Route - Armirail : «Les meilleurs équipiers sont les plus polyvalents»

Plusieurs cadres de la formation Groupama-FDJ effectuent leur rentrée ce week-end, à l’occasion du Tour des Alpes-Maritimes et du Var. Ainsi, Thibaut Pinot, David Gaudu, Valentin Madouas ou Rudy Molard seront sur les routes du Sud-Est de la France. Ce sera également le cas de Bruno Armirail. Le natif des Hautes-Pyrénées sort d’une saison 2020 aboutie, notamment marquée par un grand Tour d’Espagne.

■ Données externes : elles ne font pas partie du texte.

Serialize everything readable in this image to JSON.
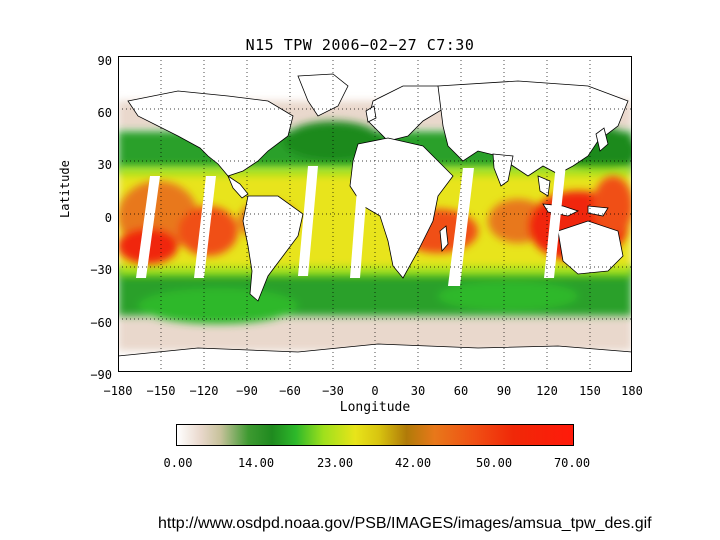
{
  "title": "N15 TPW 2006−02−27 C7:30",
  "axes": {
    "xlabel": "Longitude",
    "ylabel": "Latitude",
    "xticks": [
      "−180",
      "−150",
      "−120",
      "−90",
      "−60",
      "−30",
      "0",
      "30",
      "60",
      "90",
      "120",
      "150",
      "180"
    ],
    "yticks": [
      "90",
      "60",
      "30",
      "0",
      "−30",
      "−60",
      "−90"
    ]
  },
  "colorbar": {
    "ticks": [
      "0.00",
      "14.00",
      "23.00",
      "42.00",
      "50.00",
      "70.00"
    ]
  },
  "credit": "http://www.osdpd.noaa.gov/PSB/IMAGES/images/amsua_tpw_des.gif",
  "colors": {
    "dry": "#e9d8cc",
    "green": "#1f8a1f",
    "lightgreen": "#6ad42a",
    "yellow": "#e8e41a",
    "orange": "#e8781a",
    "red": "#f02808",
    "land": "#ffffff",
    "border": "#000000"
  }
}
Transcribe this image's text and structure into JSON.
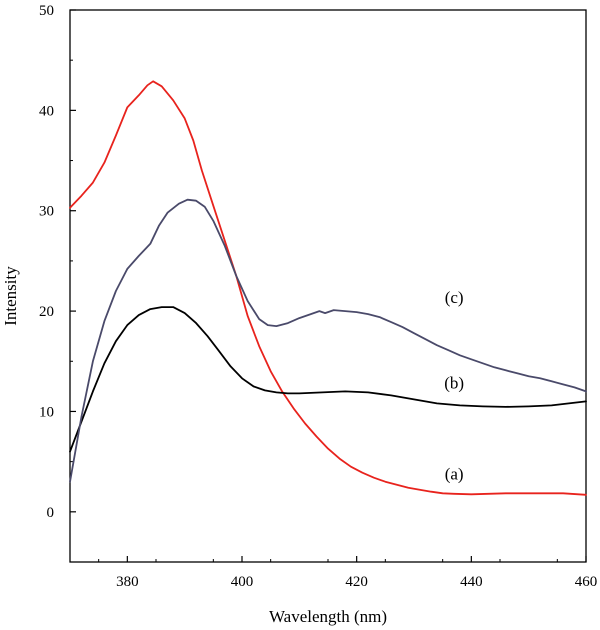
{
  "chart_data": {
    "type": "line",
    "xlabel": "Wavelength (nm)",
    "ylabel": "Intensity",
    "xlim": [
      370,
      460
    ],
    "ylim": [
      -5,
      50
    ],
    "grid": false,
    "legend": "none",
    "xticks": [
      380,
      400,
      420,
      440,
      460
    ],
    "yticks": [
      0,
      10,
      20,
      30,
      40,
      50
    ],
    "series": [
      {
        "label": "(a)",
        "color": "#e8231d",
        "label_at": [
          437,
          3.2
        ],
        "points": [
          [
            370,
            30.3
          ],
          [
            372,
            31.5
          ],
          [
            374,
            32.8
          ],
          [
            376,
            34.8
          ],
          [
            378,
            37.5
          ],
          [
            380,
            40.3
          ],
          [
            382,
            41.5
          ],
          [
            383.5,
            42.5
          ],
          [
            384.5,
            42.9
          ],
          [
            386,
            42.4
          ],
          [
            388,
            41.0
          ],
          [
            390,
            39.2
          ],
          [
            391.5,
            37.0
          ],
          [
            393,
            34.0
          ],
          [
            395,
            30.5
          ],
          [
            397,
            27.0
          ],
          [
            399,
            23.5
          ],
          [
            401,
            19.5
          ],
          [
            403,
            16.5
          ],
          [
            405,
            14.0
          ],
          [
            407,
            12.0
          ],
          [
            409,
            10.3
          ],
          [
            411,
            8.8
          ],
          [
            413,
            7.5
          ],
          [
            415,
            6.3
          ],
          [
            417,
            5.3
          ],
          [
            419,
            4.5
          ],
          [
            421,
            3.9
          ],
          [
            423,
            3.4
          ],
          [
            425,
            3.0
          ],
          [
            427,
            2.7
          ],
          [
            429,
            2.4
          ],
          [
            431,
            2.2
          ],
          [
            433,
            2.0
          ],
          [
            435,
            1.85
          ],
          [
            437,
            1.8
          ],
          [
            440,
            1.75
          ],
          [
            443,
            1.8
          ],
          [
            446,
            1.85
          ],
          [
            450,
            1.85
          ],
          [
            453,
            1.85
          ],
          [
            456,
            1.85
          ],
          [
            460,
            1.7
          ]
        ]
      },
      {
        "label": "(b)",
        "color": "#000000",
        "label_at": [
          437,
          12.3
        ],
        "points": [
          [
            370,
            6.0
          ],
          [
            372,
            9.0
          ],
          [
            374,
            12.0
          ],
          [
            376,
            14.8
          ],
          [
            378,
            17.0
          ],
          [
            380,
            18.6
          ],
          [
            382,
            19.6
          ],
          [
            384,
            20.2
          ],
          [
            386,
            20.4
          ],
          [
            388,
            20.4
          ],
          [
            390,
            19.8
          ],
          [
            392,
            18.8
          ],
          [
            394,
            17.5
          ],
          [
            396,
            16.0
          ],
          [
            398,
            14.5
          ],
          [
            400,
            13.3
          ],
          [
            402,
            12.5
          ],
          [
            404,
            12.1
          ],
          [
            406,
            11.9
          ],
          [
            408,
            11.8
          ],
          [
            410,
            11.8
          ],
          [
            412,
            11.85
          ],
          [
            414,
            11.9
          ],
          [
            418,
            12.0
          ],
          [
            422,
            11.9
          ],
          [
            426,
            11.6
          ],
          [
            430,
            11.2
          ],
          [
            434,
            10.8
          ],
          [
            438,
            10.6
          ],
          [
            442,
            10.5
          ],
          [
            446,
            10.45
          ],
          [
            450,
            10.5
          ],
          [
            454,
            10.6
          ],
          [
            457,
            10.8
          ],
          [
            460,
            11.0
          ]
        ]
      },
      {
        "label": "(c)",
        "color": "#4a4a6a",
        "label_at": [
          437,
          20.8
        ],
        "points": [
          [
            370,
            3.0
          ],
          [
            372,
            9.5
          ],
          [
            374,
            15.0
          ],
          [
            376,
            19.0
          ],
          [
            378,
            22.0
          ],
          [
            380,
            24.2
          ],
          [
            382,
            25.5
          ],
          [
            384,
            26.7
          ],
          [
            385.5,
            28.5
          ],
          [
            387,
            29.8
          ],
          [
            389,
            30.7
          ],
          [
            390.5,
            31.1
          ],
          [
            392,
            31.0
          ],
          [
            393.5,
            30.4
          ],
          [
            395,
            29.0
          ],
          [
            397,
            26.5
          ],
          [
            399,
            23.5
          ],
          [
            401,
            21.0
          ],
          [
            403,
            19.2
          ],
          [
            404.5,
            18.6
          ],
          [
            406,
            18.5
          ],
          [
            408,
            18.8
          ],
          [
            410,
            19.3
          ],
          [
            412,
            19.7
          ],
          [
            413.5,
            20.0
          ],
          [
            414.5,
            19.8
          ],
          [
            416,
            20.1
          ],
          [
            418,
            20.0
          ],
          [
            420,
            19.9
          ],
          [
            422,
            19.7
          ],
          [
            424,
            19.4
          ],
          [
            426,
            18.9
          ],
          [
            428,
            18.4
          ],
          [
            430,
            17.8
          ],
          [
            432,
            17.2
          ],
          [
            434,
            16.6
          ],
          [
            436,
            16.1
          ],
          [
            438,
            15.6
          ],
          [
            440,
            15.2
          ],
          [
            442,
            14.8
          ],
          [
            444,
            14.4
          ],
          [
            446,
            14.1
          ],
          [
            448,
            13.8
          ],
          [
            450,
            13.5
          ],
          [
            452,
            13.3
          ],
          [
            454,
            13.0
          ],
          [
            456,
            12.7
          ],
          [
            458,
            12.4
          ],
          [
            460,
            12.0
          ]
        ]
      }
    ]
  }
}
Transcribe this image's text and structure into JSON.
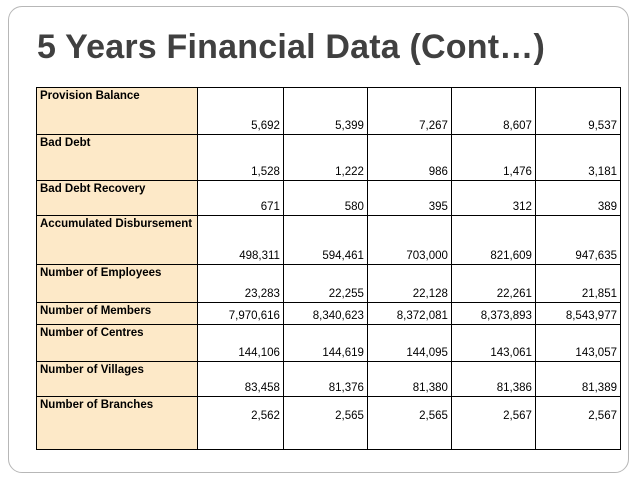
{
  "title": "5 Years Financial Data (Cont…)",
  "rows": [
    {
      "label": "Provision Balance",
      "values": [
        "5,692",
        "5,399",
        "7,267",
        "8,607",
        "9,537"
      ]
    },
    {
      "label": "Bad Debt",
      "values": [
        "1,528",
        "1,222",
        "986",
        "1,476",
        "3,181"
      ]
    },
    {
      "label": "Bad Debt Recovery",
      "values": [
        "671",
        "580",
        "395",
        "312",
        "389"
      ]
    },
    {
      "label": "Accumulated Disbursement",
      "values": [
        "498,311",
        "594,461",
        "703,000",
        "821,609",
        "947,635"
      ]
    },
    {
      "label": "Number of Employees",
      "values": [
        "23,283",
        "22,255",
        "22,128",
        "22,261",
        "21,851"
      ]
    },
    {
      "label": "Number of Members",
      "values": [
        "7,970,616",
        "8,340,623",
        "8,372,081",
        "8,373,893",
        "8,543,977"
      ]
    },
    {
      "label": "Number of Centres",
      "values": [
        "144,106",
        "144,619",
        "144,095",
        "143,061",
        "143,057"
      ]
    },
    {
      "label": "Number of Villages",
      "values": [
        "83,458",
        "81,376",
        "81,380",
        "81,386",
        "81,389"
      ]
    },
    {
      "label": "Number of Branches",
      "values": [
        "2,562",
        "2,565",
        "2,565",
        "2,567",
        "2,567"
      ]
    }
  ],
  "colors": {
    "label_bg": "#fde9c8",
    "title": "#404040",
    "border": "#000000"
  }
}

Vidéo - Bruno Armirail possède un parcours hors du commun

Bruno Armirail s’est confié sur le site de sa formation sur la fin de saison dernière : “La Vuelta s’est terminée le 8 novembre et j’ai repris le 10 décembre, ce qui est bien plus tard que la normale. Dans un premier temps, je n’ai pas pu beaucoup rouler chez moi en raison de la météo. Je ne voulais pas prendre de retard non plus, alors j’ai d’abord fait un stage perso en Espagne fin décembre-début janvier. J’avais aussi besoin d’accumuler les kilomètres avant le stage de Tenerife, où je suis personnellement resté 18 jours. L’objectif principal était de faire du foncier, surtout pour David Gaudu et moi-même étant donné qu’on avait terminé notre saison assez tard. C’est seulement sur la toute fin qu’on a fait quelques intensités.”

 

Sur les Grands Tours, un très bon équipier doit être polyvalent”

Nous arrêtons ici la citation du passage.